Islamabad, Dec 30 (Inditop.com) Unending suicide attacks that have claimed close to 1,000 lives and anti-Taliban military operations dominated Pakistan in 2009, a year that raised question marks over the future of President Asif Ali Zardari.
In the last three months of the year alone, some 600 people, mostly civilians, died in a series of blasts that rocked a vast region, from the restive North West Frontier Province (NWFP) to the country’s commercial capital Karachi.
In the most horrendous of these bombings, 177 people, including a large number of women and children, were killed Oct 28 in a suicide attack at a crowded market in Peshawar, the NWFP capital.
No major Pakistani city was immune to the terrorist rampage.
In the last quarter of the year, some 260 people were slaughtered in Peshawar, around 90 in the twin cities of Islamabad and Rawalpindi, 75 in Dera Ismail Khan in NWFP and 72 in Lahore. The year ended with a ghastly bombing of a Muharram procession in Karachi that left at least 25 dead.
Analysts say there is a pattern to the heightened violence in the closing months of the year. It is seen to be linked to the military’s anti-Taliban operations in the South Waziristan region along the Afghanistan border.
The operations began in the NWFP in April. Within six months, the military had managed to push the militants into their strongholds in South Waziristan. With the armed forces turning to this region in October, the suicide attacks were seen as a last desperate bid to stave off the military assault. The government estimates that close to 2,500 guerrillas have been killed in the two operations.
Even as Pakistan struggled to cope with the wave of killings, President Zardari ended 2009 facing the very real possibility of being jailed in the new year on corruption charges following the repeal of an amnesty against graft.
Should that happen, it would greatly strengthen Prime Minister Yousuf Raza Gilani and also see the return of Pakistan’s main opposition party to the ruling federal coalition.
Zardari, who has been engaged in a bitter power struggle with the prime minister, found the ground swept away from under his feet when the Supreme Court Dec 16 invalidated the 2007 National Reconciliation Ordinance (NRO).

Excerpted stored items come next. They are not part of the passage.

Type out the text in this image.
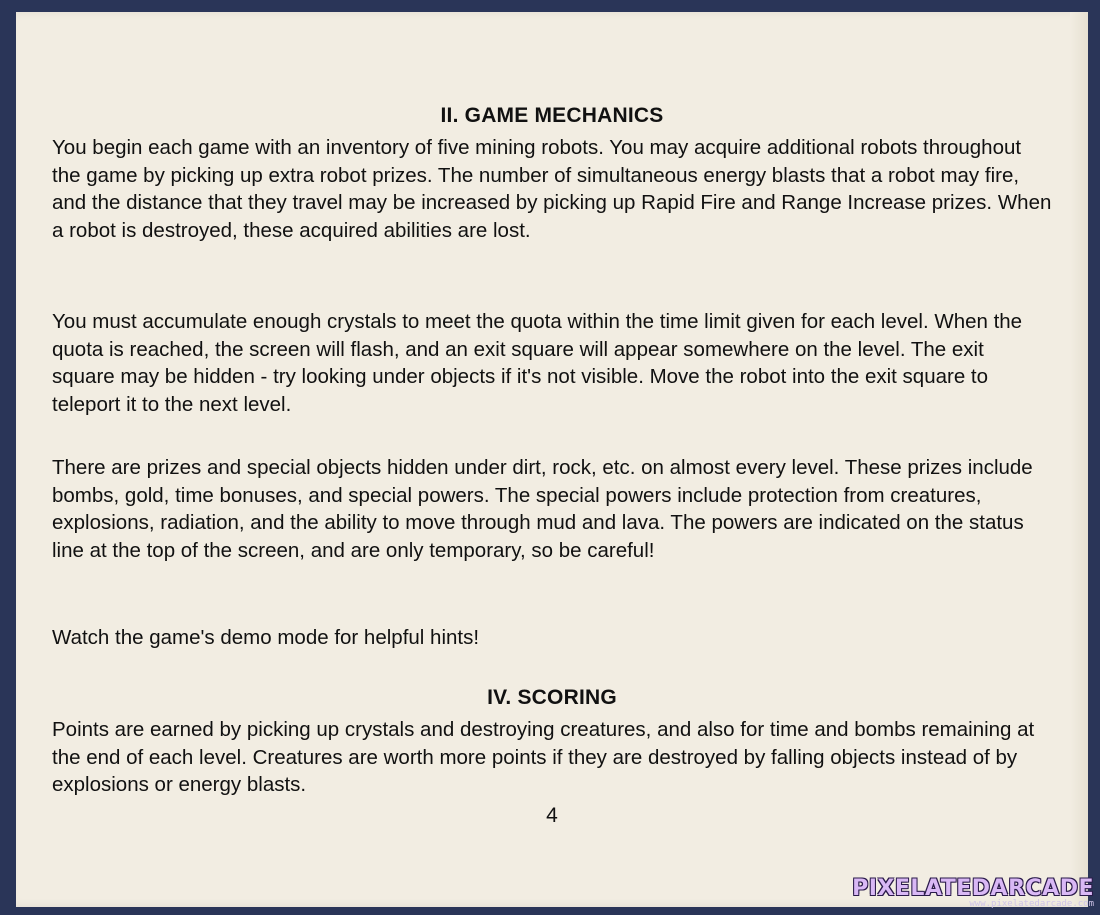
II. GAME MECHANICS
You begin each game with an inventory of five mining robots. You may acquire additional robots throughout the game by picking up extra robot prizes. The number of simultaneous energy blasts that a robot may fire, and the distance that they travel may be increased by picking up Rapid Fire and Range Increase prizes. When a robot is destroyed, these acquired abilities are lost.
You must accumulate enough crystals to meet the quota within the time limit given for each level. When the quota is reached, the screen will flash, and an exit square will appear somewhere on the level. The exit square may be hidden - try looking under objects if it's not visible. Move the robot into the exit square to teleport it to the next level.
There are prizes and special objects hidden under dirt, rock, etc. on almost every level. These prizes include bombs, gold, time bonuses, and special powers. The special powers include protection from creatures, explosions, radiation, and the ability to move through mud and lava. The powers are indicated on the status line at the top of the screen, and are only temporary, so be careful!
Watch the game's demo mode for helpful hints!
IV. SCORING
Points are earned by picking up crystals and destroying creatures, and also for time and bombs remaining at the end of each level. Creatures are worth more points if they are destroyed by falling objects instead of by explosions or energy blasts.
4
PIXELATEDARCADE
www.pixelatedarcade.com
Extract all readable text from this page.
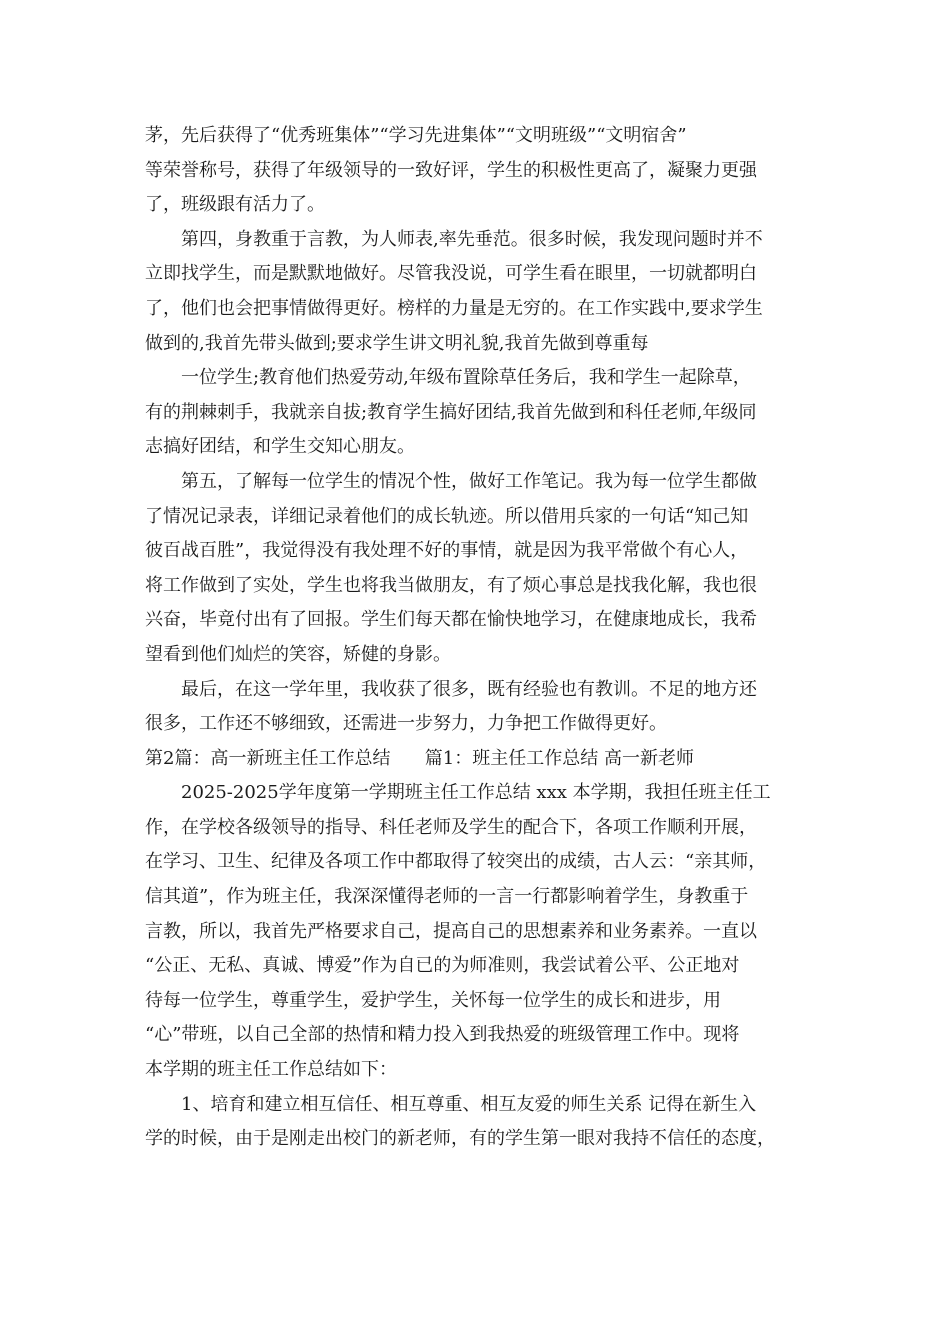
茅，先后获得了“优秀班集体”“学习先进集体”“文明班级”“文明宿舍”
等荣誉称号，获得了年级领导的一致好评，学生的积极性更高了，凝聚力更强
了，班级跟有活力了。
第四，身教重于言教，为人师表,率先垂范。很多时候，我发现问题时并不
立即找学生，而是默默地做好。尽管我没说，可学生看在眼里，一切就都明白
了，他们也会把事情做得更好。榜样的力量是无穷的。在工作实践中,要求学生
做到的,我首先带头做到;要求学生讲文明礼貌,我首先做到尊重每
一位学生;教育他们热爱劳动,年级布置除草任务后，我和学生一起除草，
有的荆棘刺手，我就亲自拔;教育学生搞好团结,我首先做到和科任老师,年级同
志搞好团结，和学生交知心朋友。
第五，了解每一位学生的情况个性，做好工作笔记。我为每一位学生都做
了情况记录表，详细记录着他们的成长轨迹。所以借用兵家的一句话“知己知
彼百战百胜”，我觉得没有我处理不好的事情，就是因为我平常做个有心人，
将工作做到了实处，学生也将我当做朋友，有了烦心事总是找我化解，我也很
兴奋，毕竟付出有了回报。学生们每天都在愉快地学习，在健康地成长，我希
望看到他们灿烂的笑容，矫健的身影。
最后，在这一学年里，我收获了很多，既有经验也有教训。不足的地方还
很多，工作还不够细致，还需进一步努力，力争把工作做得更好。
第2篇：高一新班主任工作总结      篇1：班主任工作总结 高一新老师
2025-2025学年度第一学期班主任工作总结 xxx 本学期，我担任班主任工
作，在学校各级领导的指导、科任老师及学生的配合下，各项工作顺利开展，
在学习、卫生、纪律及各项工作中都取得了较突出的成绩，古人云：“亲其师，
信其道”，作为班主任，我深深懂得老师的一言一行都影响着学生，身教重于
言教，所以，我首先严格要求自己，提高自己的思想素养和业务素养。一直以
“公正、无私、真诚、博爱”作为自已的为师准则，我尝试着公平、公正地对
待每一位学生，尊重学生，爱护学生，关怀每一位学生的成长和进步，用
“心”带班，以自己全部的热情和精力投入到我热爱的班级管理工作中。现将
本学期的班主任工作总结如下：
1、培育和建立相互信任、相互尊重、相互友爱的师生关系 记得在新生入
学的时候，由于是刚走出校门的新老师，有的学生第一眼对我持不信任的态度，
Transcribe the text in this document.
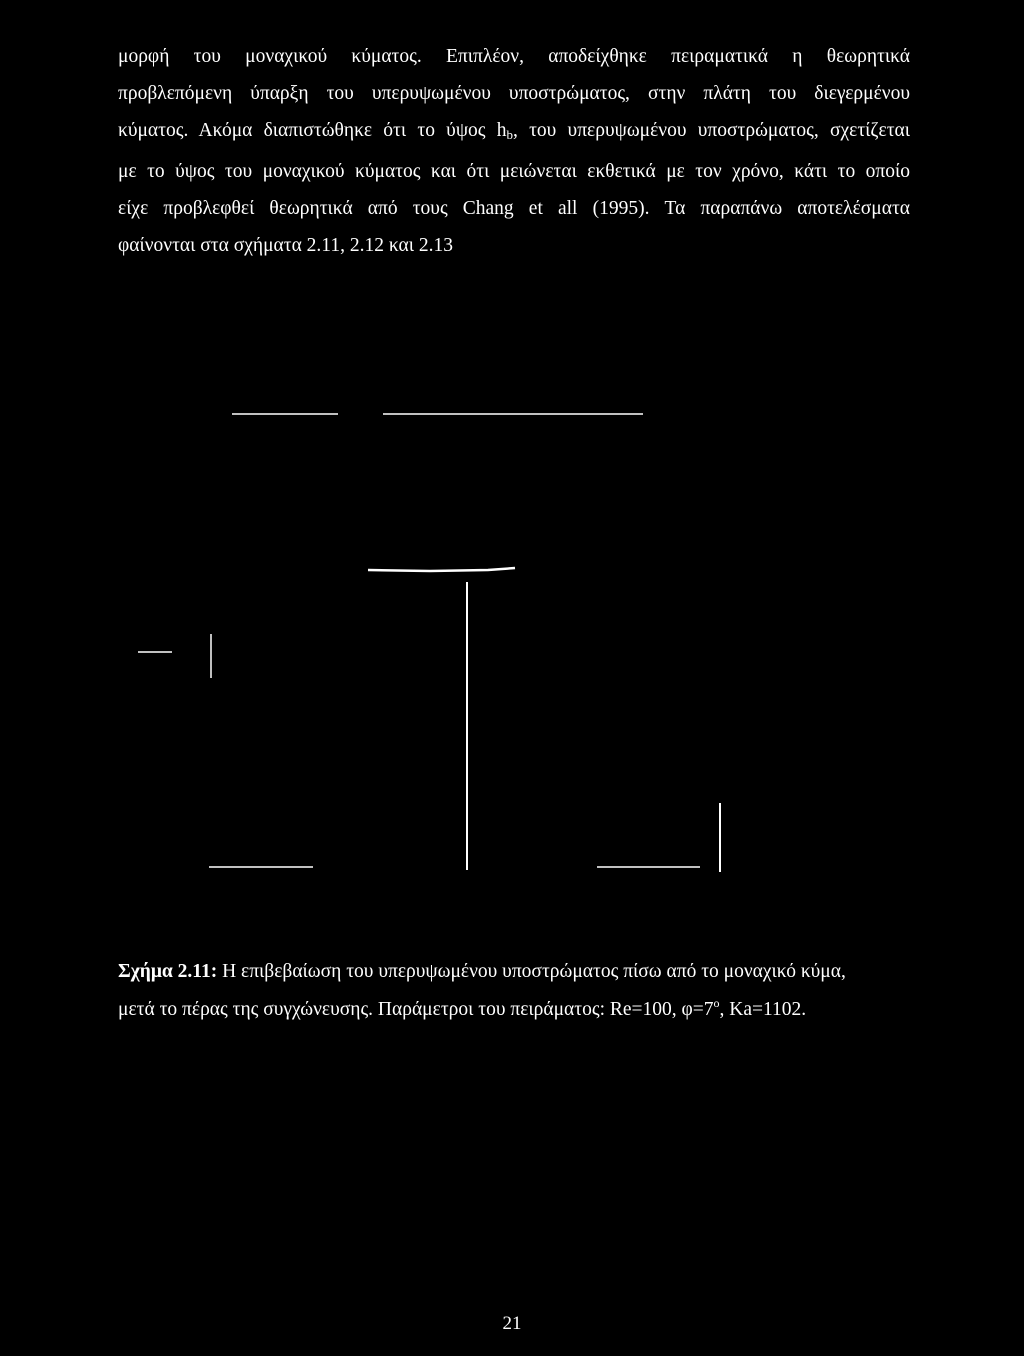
μορφή του μοναχικού κύματος. Επιπλέον, αποδείχθηκε πειραματικά η θεωρητικά
προβλεπόμενη ύπαρξη του υπερυψωμένου υποστρώματος, στην πλάτη του διεγερμένου
κύματος. Ακόμα διαπιστώθηκε ότι το ύψος $h_b$, του υπερυψωμένου υποστρώματος, σχετίζεται
με το ύψος του μοναχικού κύματος και ότι μειώνεται εκθετικά με τον χρόνο, κάτι το οποίο
είχε προβλεφθεί θεωρητικά από τους Chang et all (1995). Τα παραπάνω αποτελέσματα
φαίνονται στα σχήματα 2.11, 2.12 και 2.13
Σχήμα 2.11: Η επιβεβαίωση του υπερυψωμένου υποστρώματος πίσω από το μοναχικό κύμα,
μετά το πέρας της συγχώνευσης. Παράμετροι του πειράματος: Re=100, $\varphi=7^o$, Ka=1102.
21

The ordinance had granted immunity from corruption charges to his slain wife and former prime minister Benazir Bhutto and he himself besides hundreds of politicians and bureaucrats, enabling many to return home from exile.
The NRO, issued by former president Pervez Musharraf, had scrapped all corruption cases against politicians and bureaucrats filed between January 1986 and October 1999 on the grounds that they may have been politically
motivated. The court has now ruled that the cases would be restored.
Gilani is also committed to repealing the controversial 17th amendment of the constitution that Musharraf had pushed through in 2002 transferring key executive powers from the prime minister’s office to the presidency.
Once that happens, it would pave the way for the return of the Pakistan Muslim League-Nawaz (PML-N) of former prime minister Nawaz Sharif to the ruling coalition, giving it a two-thirds majority in the 340-seat National Assembly, the lower house of parliament, along with its smaller partners, the Muttahida Quami Movement (MQM) and the Awami National Party (ANP).
The troubles in the NWFP apart, Pakistan had to contended with terrorism in other parts of the country, notably in Lahore.
In March, the Sri Lankan cricket team was attacked as it headed for the Gaddafi Stadium for a Test match. Six players were injured while six Pakistani policemen and two civilians were killed in the audacious attack.
The same month, heavily-armed Taliban fighters laid siege to the Manawan police training academy on the outskirts of Lahore and close to the border with India. By the time it all ended, four attackers and 27 trainees lay dead.
Even the Inter-Services Intelligence (ISI) spy agency was not spared. An attack on its facility in Peshawar in November killed 13 people and a similar attack in the Punjab town of Multan claimed 12 lives.